Sementara Kuasa Hukum Surya Darmadi, Juniver Girsang menjelaskan persoalan kawasan hutan itu sudah diatur secara eksplisit di dalam Undang-Undang Ciptaker atau Omnibus Law.

Menurut dia, dalam aturan itu disebutkan, apabila ada perusahaan memasuki kawasan hutan dapag mengurus izinnya dengan kepada mereka tidak dikenakan sanksi pidana, hanya administratif dan membayar denda.

“Dengan demikian, sebetulnya kalau ini praperadilannya maju, hakim lebih bijak menilai dan menyatakan bahwa perkara ini memang tidak layak untuk diproses secara pidana. Namun sebagaimana SD katakan tadi, bahwa lawyernya dan direkturnya dipaksa untuk mencabut agar proses apa yang mereka maksudkan, praperadilan itu tidak dilanjutkan. Itu yang disampaikan SD dalam pembelaannya,” jelas Juniver.

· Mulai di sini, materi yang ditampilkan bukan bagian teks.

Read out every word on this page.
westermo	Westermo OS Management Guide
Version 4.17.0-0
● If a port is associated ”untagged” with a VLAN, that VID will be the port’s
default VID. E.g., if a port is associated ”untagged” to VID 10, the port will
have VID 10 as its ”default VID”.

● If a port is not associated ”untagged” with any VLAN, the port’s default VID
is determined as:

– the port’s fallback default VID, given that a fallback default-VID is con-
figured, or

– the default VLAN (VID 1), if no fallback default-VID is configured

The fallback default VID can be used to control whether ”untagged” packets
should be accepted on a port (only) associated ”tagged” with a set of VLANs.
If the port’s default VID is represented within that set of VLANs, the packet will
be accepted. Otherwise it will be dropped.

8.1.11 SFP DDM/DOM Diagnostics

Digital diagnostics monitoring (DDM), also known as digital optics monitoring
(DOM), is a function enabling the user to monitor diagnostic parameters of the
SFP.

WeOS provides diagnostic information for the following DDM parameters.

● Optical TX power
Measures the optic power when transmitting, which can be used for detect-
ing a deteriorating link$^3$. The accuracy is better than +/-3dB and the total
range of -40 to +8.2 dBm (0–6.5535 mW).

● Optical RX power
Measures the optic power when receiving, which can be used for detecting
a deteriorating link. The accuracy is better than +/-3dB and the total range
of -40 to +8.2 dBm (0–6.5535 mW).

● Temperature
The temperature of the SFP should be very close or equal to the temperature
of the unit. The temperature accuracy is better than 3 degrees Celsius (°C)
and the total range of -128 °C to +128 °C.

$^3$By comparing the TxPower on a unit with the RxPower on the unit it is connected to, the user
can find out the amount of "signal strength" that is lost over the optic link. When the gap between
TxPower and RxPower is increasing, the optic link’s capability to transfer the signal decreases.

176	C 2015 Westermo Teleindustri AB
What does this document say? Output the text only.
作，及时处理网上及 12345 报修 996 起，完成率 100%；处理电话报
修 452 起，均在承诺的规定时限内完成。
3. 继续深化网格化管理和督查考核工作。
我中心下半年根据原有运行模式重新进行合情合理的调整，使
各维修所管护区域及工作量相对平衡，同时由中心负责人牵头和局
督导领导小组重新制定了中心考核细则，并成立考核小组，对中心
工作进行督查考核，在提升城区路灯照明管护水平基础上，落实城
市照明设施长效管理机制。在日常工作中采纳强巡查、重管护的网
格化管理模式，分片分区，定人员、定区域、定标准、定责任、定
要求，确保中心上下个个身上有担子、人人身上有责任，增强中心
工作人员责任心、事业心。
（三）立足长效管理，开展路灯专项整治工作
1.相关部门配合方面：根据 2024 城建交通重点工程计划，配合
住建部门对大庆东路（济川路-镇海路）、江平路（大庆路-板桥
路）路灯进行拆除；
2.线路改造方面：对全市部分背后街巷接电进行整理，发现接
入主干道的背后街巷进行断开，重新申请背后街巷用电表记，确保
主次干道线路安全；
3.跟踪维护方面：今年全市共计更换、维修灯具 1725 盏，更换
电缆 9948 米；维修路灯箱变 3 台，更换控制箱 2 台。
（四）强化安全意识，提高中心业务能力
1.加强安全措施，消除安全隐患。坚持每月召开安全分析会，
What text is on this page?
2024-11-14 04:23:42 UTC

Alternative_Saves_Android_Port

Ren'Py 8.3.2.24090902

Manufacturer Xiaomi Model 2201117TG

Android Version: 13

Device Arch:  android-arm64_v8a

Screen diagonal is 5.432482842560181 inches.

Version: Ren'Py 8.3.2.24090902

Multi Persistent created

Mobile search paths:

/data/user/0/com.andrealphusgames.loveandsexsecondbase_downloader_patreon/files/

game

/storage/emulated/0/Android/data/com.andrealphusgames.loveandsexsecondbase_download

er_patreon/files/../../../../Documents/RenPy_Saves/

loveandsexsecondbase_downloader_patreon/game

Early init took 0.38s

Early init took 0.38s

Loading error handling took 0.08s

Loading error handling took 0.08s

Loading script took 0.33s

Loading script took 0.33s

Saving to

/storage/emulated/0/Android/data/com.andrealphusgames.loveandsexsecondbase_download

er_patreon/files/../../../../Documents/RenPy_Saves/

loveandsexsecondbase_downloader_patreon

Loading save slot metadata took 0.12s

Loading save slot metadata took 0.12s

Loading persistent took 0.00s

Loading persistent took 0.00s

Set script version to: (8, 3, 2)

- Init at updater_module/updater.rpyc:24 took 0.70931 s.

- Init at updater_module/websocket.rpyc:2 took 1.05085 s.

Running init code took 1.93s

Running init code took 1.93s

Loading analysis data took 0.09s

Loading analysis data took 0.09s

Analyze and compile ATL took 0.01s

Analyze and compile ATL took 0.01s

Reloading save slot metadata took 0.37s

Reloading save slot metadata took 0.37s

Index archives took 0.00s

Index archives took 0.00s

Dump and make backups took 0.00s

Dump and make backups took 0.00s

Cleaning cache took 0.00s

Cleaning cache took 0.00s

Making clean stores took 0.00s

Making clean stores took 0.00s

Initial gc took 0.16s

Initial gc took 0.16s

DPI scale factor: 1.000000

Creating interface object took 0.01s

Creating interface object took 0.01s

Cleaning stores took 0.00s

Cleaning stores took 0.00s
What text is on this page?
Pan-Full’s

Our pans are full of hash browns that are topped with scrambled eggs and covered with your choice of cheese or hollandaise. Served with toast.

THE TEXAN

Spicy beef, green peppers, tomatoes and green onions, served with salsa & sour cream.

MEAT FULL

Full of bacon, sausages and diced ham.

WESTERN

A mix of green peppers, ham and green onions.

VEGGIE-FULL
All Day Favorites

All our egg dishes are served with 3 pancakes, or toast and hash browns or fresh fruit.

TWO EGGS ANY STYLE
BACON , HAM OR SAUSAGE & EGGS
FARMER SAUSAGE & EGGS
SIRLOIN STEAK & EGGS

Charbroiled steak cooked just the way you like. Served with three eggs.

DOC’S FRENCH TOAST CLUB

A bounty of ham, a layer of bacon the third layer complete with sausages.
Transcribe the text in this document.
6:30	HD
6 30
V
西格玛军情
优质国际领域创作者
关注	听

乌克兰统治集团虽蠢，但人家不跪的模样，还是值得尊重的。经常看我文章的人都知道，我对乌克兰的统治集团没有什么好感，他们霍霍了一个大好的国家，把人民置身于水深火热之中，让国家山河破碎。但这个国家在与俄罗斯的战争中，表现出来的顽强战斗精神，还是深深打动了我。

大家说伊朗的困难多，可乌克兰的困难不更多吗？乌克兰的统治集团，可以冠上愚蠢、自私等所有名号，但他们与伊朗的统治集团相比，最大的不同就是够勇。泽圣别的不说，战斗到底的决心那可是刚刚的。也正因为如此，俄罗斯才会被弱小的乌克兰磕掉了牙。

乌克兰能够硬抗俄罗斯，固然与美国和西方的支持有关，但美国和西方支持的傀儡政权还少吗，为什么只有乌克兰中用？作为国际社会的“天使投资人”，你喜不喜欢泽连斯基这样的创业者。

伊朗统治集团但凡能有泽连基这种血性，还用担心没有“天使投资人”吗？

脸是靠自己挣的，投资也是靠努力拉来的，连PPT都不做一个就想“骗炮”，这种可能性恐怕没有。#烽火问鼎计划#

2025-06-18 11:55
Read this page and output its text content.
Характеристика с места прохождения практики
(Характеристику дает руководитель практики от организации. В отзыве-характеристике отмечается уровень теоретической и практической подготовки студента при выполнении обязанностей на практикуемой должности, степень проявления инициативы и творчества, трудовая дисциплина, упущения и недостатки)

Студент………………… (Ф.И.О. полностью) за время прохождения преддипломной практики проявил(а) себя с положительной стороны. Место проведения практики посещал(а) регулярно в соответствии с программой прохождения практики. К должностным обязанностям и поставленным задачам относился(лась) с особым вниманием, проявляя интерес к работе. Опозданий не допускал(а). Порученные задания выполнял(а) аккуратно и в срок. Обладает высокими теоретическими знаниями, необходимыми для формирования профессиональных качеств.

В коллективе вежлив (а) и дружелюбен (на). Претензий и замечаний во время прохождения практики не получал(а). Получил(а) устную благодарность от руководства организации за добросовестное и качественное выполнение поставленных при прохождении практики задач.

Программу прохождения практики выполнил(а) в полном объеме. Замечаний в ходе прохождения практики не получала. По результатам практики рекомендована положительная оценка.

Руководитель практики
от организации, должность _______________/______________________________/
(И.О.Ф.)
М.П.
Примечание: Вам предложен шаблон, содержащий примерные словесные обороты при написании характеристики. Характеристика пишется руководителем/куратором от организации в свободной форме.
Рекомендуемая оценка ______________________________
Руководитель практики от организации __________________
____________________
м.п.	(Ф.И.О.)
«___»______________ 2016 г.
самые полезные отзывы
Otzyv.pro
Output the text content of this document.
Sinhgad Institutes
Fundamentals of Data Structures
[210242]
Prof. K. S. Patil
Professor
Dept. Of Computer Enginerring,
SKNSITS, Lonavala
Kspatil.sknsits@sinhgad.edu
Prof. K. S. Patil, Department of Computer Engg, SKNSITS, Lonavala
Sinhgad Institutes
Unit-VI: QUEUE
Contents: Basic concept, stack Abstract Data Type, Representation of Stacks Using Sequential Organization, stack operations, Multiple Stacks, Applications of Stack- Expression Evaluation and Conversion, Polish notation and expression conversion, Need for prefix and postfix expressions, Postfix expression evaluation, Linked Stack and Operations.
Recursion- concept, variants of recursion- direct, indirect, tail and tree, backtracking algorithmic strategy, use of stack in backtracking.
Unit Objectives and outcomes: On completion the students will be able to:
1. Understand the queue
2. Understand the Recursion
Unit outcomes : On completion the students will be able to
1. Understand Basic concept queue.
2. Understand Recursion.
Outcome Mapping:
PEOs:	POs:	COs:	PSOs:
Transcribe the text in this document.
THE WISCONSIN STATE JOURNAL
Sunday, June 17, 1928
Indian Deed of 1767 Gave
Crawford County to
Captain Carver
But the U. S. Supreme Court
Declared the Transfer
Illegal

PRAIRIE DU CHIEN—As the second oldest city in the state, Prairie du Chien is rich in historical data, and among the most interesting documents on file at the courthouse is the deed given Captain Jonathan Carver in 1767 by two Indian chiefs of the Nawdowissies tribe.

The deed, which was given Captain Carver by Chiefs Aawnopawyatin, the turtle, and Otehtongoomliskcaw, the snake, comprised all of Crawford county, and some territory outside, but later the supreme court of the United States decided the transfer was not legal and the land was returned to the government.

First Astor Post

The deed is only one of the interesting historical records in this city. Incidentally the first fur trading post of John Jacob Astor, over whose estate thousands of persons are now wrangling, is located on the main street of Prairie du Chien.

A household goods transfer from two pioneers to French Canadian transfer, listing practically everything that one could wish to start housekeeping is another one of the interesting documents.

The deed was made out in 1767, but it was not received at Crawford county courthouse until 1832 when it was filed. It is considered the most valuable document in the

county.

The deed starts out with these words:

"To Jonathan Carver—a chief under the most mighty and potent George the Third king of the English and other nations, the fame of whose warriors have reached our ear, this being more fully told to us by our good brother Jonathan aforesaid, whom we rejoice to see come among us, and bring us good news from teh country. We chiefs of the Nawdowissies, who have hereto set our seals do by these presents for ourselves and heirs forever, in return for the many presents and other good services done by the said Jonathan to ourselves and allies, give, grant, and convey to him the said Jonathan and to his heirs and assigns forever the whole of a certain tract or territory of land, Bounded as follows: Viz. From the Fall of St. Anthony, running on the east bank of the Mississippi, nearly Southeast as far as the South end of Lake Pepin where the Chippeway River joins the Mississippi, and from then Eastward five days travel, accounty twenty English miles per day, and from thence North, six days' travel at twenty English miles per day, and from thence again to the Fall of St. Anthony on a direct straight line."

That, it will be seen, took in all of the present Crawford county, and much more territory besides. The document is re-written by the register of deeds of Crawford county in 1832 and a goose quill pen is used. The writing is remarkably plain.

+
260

Untuk diketahui, Surya Darmadi dituntut pidana penjara seumur hidup dan denda Rp1 miliar subsider 6 bulan kurungan. Jaksa meminta majelis hakim Tipikor Jakarta Pusat menyatakan bahwa Surya Darmadi bersama mantan Bupati Indragiri Hulu, Raja Thamsir terbukti melakukan korupsi.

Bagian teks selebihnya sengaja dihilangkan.